On Wed, Oct 08, 2014 at 04:07:33PM +0800, Wang Rui wrote:
On 2014/10/2 17:55, Martin Kletzander wrote:
> On Tue, Sep 30, 2014 at 10:26:21PM +0200, Guido Günther wrote:
>> On Tue, Sep 30, 2014 at 04:47:14PM +0200, Martin Kletzander wrote:
>>> On Tue, Sep 30, 2014 at 05:34:54PM +0800, Wang Yufei wrote:
>>> >Hi, all
>>> >
>>> >I started and stopped libvirtd service repeatly with high frequency(1 per
second), and found that the file capabilities.pidfile is left behind, as well as a qemu
process. If I then restart libvirtd, qemu-kvm will fail to start as it's unable to
flock capabilities.pidfile's fd.
>>> >
>>>
>>> Have you tried current master? Or at least -rc2? It should already
>>> be fixed there:
>>>
>>> commit 9e159b521dbf18c6da6976e54e29c8553f831eb6
>>> Author: Guido Günther <agx(a)sigxcpu.org>
>>> Date: Thu Sep 25 10:30:58 2014 +0200
>>>
>>> qemu: remove capabilities.monitor.sock when done
>>>
>>
>> This one removes the monitor socket, not the pidfile since I didn't
>> see that one lingering around in my tests.
>> Cheers,
>
> Oh, sorry for that, my fault. Well, should the daemon just kill the
> process when it's dying in order to release the lock? If you try
> slower, we will properly remove the pidfile, won't we?

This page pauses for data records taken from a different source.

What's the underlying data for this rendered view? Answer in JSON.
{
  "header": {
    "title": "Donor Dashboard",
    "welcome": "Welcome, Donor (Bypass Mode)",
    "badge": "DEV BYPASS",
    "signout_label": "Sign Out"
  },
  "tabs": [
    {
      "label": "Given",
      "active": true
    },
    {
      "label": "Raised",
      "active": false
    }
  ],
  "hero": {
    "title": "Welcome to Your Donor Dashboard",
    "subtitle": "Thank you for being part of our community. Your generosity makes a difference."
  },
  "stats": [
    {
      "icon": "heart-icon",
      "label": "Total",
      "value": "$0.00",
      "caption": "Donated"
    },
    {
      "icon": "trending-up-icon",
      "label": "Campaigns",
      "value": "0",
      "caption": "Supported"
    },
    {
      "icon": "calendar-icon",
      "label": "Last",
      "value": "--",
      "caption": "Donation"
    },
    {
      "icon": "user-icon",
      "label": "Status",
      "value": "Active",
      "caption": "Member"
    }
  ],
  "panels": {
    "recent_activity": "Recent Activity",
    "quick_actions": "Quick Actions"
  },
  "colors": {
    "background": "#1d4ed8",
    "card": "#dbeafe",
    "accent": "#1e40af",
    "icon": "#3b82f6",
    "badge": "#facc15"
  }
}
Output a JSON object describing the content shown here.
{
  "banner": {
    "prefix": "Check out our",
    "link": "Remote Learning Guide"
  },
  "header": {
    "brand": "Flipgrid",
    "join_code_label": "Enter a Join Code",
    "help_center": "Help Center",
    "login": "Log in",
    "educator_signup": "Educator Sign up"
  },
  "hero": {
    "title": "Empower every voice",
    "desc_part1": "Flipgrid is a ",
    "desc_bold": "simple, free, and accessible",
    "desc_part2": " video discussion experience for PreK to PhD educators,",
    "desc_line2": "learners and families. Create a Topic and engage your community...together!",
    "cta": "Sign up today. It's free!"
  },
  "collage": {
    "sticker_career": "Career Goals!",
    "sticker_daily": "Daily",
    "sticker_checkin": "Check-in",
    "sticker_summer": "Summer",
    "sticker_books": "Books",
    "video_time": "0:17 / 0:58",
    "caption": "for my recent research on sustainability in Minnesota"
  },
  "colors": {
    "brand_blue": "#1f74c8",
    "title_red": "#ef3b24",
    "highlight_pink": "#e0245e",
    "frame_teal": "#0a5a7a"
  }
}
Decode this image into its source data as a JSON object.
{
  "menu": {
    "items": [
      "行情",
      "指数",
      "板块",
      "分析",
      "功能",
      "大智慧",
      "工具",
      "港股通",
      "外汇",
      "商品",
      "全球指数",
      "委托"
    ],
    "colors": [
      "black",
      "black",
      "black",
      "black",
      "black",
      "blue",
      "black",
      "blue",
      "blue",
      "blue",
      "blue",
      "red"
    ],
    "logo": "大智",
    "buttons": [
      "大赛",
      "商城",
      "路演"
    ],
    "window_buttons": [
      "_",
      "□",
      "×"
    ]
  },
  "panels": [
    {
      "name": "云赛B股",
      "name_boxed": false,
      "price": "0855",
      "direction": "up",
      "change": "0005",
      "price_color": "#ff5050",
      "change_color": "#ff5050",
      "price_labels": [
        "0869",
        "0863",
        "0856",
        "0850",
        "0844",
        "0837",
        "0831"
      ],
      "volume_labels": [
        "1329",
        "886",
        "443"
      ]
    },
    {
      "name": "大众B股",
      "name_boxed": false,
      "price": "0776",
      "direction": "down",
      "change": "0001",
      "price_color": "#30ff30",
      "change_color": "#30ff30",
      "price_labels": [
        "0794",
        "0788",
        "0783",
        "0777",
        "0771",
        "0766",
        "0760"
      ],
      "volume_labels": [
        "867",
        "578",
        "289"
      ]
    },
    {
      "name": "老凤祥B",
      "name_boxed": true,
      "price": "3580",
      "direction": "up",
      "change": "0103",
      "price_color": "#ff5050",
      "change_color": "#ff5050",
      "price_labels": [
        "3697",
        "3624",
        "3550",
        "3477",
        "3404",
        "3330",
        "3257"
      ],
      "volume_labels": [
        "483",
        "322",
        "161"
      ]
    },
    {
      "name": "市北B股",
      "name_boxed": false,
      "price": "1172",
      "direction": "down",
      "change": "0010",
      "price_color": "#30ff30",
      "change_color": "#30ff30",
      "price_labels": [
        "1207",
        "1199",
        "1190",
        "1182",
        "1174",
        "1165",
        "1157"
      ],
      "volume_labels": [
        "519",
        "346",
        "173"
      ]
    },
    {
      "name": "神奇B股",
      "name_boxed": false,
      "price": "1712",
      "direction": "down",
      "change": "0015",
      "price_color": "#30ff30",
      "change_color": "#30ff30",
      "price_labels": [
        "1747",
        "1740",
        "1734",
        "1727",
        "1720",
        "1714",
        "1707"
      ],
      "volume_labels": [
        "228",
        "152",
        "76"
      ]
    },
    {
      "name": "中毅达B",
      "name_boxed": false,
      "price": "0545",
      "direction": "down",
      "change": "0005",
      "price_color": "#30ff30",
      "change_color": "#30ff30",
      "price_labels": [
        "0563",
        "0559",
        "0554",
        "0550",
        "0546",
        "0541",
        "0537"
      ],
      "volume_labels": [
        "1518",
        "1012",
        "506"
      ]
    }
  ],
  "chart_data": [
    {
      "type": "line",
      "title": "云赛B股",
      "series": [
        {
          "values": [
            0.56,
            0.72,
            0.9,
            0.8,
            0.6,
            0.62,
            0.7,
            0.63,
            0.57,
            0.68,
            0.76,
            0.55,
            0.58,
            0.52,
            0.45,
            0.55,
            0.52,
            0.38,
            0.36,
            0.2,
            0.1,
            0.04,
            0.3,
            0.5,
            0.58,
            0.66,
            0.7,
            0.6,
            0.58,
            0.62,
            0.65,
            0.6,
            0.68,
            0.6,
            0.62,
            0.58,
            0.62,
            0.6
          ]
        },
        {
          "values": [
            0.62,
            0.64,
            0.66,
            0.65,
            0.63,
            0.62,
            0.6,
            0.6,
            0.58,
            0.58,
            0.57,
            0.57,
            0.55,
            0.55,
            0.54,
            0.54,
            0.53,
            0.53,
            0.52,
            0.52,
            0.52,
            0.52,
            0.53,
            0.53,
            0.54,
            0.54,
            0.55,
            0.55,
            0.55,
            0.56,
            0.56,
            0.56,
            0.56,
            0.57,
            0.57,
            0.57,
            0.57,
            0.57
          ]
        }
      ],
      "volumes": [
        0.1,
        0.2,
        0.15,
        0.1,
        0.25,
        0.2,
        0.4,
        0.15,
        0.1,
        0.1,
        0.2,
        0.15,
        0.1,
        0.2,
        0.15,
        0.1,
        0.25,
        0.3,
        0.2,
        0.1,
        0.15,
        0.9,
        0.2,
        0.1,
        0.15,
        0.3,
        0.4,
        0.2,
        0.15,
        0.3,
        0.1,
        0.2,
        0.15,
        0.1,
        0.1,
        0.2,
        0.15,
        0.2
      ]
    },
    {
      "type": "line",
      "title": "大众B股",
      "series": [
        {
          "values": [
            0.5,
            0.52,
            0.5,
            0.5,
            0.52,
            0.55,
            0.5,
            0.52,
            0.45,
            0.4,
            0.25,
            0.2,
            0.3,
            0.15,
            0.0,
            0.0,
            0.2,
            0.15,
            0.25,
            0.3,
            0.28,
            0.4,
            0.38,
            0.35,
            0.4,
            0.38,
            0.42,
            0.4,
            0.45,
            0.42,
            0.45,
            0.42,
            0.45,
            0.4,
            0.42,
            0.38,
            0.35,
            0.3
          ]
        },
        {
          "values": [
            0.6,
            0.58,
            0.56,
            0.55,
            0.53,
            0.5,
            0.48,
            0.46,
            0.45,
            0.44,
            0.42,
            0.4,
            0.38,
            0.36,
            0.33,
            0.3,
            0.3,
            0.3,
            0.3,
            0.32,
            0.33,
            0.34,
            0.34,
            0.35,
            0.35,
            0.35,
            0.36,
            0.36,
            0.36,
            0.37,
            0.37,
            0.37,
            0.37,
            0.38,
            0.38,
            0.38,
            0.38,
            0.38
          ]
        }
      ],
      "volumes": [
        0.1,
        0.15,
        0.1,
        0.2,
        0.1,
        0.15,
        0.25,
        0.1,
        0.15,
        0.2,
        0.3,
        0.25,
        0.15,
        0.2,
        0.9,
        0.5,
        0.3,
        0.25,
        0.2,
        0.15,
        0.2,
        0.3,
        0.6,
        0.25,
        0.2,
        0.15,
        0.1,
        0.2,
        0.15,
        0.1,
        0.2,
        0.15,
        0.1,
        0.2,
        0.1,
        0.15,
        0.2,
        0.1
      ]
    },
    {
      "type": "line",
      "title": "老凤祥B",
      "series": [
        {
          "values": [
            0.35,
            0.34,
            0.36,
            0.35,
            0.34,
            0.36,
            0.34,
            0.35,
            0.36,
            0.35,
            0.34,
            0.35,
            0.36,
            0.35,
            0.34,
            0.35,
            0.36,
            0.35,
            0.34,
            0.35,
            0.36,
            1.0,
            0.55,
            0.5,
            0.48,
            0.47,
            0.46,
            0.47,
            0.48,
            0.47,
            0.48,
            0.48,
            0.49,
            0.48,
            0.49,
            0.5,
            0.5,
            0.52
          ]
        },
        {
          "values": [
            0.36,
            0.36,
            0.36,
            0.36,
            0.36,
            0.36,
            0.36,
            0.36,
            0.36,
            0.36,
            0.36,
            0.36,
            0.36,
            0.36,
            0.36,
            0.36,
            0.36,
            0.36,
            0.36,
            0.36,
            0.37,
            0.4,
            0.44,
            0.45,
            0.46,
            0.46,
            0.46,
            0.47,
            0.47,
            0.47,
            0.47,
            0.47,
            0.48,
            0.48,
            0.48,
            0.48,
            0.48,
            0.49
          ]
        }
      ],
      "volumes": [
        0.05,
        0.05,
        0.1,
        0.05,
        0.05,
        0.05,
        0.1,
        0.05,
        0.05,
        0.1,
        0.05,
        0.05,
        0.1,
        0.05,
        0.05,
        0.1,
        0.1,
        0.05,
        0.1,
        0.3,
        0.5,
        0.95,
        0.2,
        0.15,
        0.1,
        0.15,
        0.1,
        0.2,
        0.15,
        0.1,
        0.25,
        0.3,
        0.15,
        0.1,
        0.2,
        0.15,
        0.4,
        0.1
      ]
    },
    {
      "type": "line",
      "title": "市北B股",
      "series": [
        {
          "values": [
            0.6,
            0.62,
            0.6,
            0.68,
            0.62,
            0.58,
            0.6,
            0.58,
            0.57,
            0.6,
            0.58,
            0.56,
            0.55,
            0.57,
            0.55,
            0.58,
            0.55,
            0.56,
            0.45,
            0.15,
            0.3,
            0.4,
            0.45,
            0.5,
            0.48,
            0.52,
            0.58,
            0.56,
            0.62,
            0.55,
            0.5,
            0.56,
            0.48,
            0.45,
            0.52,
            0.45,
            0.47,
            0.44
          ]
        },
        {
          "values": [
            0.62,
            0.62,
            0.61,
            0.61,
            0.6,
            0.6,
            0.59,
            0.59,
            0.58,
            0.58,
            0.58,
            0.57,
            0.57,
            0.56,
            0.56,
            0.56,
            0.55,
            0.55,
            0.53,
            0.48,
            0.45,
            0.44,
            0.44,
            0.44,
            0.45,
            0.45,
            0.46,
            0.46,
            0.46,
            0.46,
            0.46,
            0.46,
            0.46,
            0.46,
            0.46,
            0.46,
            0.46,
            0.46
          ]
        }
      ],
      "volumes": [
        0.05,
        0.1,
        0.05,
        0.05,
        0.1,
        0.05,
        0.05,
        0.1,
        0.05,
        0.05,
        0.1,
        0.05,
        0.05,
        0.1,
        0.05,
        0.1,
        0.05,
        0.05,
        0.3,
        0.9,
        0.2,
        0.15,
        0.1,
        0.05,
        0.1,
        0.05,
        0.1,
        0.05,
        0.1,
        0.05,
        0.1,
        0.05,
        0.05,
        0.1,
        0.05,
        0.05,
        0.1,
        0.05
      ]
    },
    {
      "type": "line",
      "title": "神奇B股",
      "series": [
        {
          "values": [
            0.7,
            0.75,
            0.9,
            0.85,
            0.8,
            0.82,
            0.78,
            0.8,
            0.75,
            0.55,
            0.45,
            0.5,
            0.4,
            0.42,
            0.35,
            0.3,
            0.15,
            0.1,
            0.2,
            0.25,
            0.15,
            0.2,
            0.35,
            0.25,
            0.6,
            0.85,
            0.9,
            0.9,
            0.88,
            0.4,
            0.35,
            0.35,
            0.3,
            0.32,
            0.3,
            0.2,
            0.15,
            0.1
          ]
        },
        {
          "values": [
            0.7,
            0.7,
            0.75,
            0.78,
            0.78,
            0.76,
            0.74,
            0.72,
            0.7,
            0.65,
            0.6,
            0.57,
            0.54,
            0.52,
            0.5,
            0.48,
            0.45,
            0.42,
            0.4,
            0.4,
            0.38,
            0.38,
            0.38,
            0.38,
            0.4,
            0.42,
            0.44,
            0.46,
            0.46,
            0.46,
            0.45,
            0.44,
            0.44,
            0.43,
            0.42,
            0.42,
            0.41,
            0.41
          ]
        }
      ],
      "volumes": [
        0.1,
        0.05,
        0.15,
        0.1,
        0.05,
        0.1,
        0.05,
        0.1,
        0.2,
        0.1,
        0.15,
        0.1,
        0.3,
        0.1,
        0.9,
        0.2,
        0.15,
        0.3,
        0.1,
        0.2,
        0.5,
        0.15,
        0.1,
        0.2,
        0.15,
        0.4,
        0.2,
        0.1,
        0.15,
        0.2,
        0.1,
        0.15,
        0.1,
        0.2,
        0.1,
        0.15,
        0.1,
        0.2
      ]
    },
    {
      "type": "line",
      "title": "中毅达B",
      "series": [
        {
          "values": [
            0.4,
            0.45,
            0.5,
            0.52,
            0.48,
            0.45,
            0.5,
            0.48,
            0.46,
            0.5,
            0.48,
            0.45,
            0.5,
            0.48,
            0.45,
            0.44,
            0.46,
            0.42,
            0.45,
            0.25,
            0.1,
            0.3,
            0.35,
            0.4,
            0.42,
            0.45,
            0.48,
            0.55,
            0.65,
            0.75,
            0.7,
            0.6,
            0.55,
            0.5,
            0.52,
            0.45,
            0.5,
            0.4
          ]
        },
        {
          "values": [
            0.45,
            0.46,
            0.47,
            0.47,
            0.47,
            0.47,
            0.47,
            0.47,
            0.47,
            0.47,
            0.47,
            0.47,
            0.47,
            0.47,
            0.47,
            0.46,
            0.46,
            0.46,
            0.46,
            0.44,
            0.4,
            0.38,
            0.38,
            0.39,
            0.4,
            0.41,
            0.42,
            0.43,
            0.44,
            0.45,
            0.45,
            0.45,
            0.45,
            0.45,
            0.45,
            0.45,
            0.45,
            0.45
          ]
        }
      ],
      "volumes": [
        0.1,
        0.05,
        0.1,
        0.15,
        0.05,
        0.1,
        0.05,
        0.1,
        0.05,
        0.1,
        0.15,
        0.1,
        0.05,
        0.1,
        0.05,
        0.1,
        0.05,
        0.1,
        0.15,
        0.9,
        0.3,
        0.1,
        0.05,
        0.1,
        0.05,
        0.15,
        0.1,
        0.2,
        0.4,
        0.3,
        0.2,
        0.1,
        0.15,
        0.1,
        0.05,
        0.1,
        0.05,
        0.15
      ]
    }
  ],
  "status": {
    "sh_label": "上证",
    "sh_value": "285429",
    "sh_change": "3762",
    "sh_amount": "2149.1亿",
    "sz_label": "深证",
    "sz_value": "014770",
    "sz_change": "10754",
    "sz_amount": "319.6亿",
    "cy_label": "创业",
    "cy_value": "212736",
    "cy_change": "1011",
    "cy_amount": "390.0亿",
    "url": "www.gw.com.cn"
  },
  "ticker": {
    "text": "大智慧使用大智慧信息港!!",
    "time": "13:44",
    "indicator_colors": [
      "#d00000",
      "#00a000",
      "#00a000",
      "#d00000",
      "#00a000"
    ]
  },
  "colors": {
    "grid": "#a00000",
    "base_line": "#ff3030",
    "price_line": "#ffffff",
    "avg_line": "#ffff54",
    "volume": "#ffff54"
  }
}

Yes, the pidfile will be keep open and locked forever if this qemu process
is alive. And it will be unlink if I shutdown libvitd daemon slower. But
in this condition(started and stopped libvirtd service repeatly with high
frequency) the pidfile is left behind. In fact libvirtd daemon is killed
before qemu-kvm process and pidfile are cleaned up. Is it a problem?
Simple kill(getpid(), SIGTERM) was enough to find out this is exactly
what's happening. I have a fix prepared for this, but when I tried
checking whether it fixes everything, I realized I can't find any
problem this causes. And that's strange. All domain capabilities
were in place even though I cleared them from the cache.
Is there any cause of this problem? Does something not work then?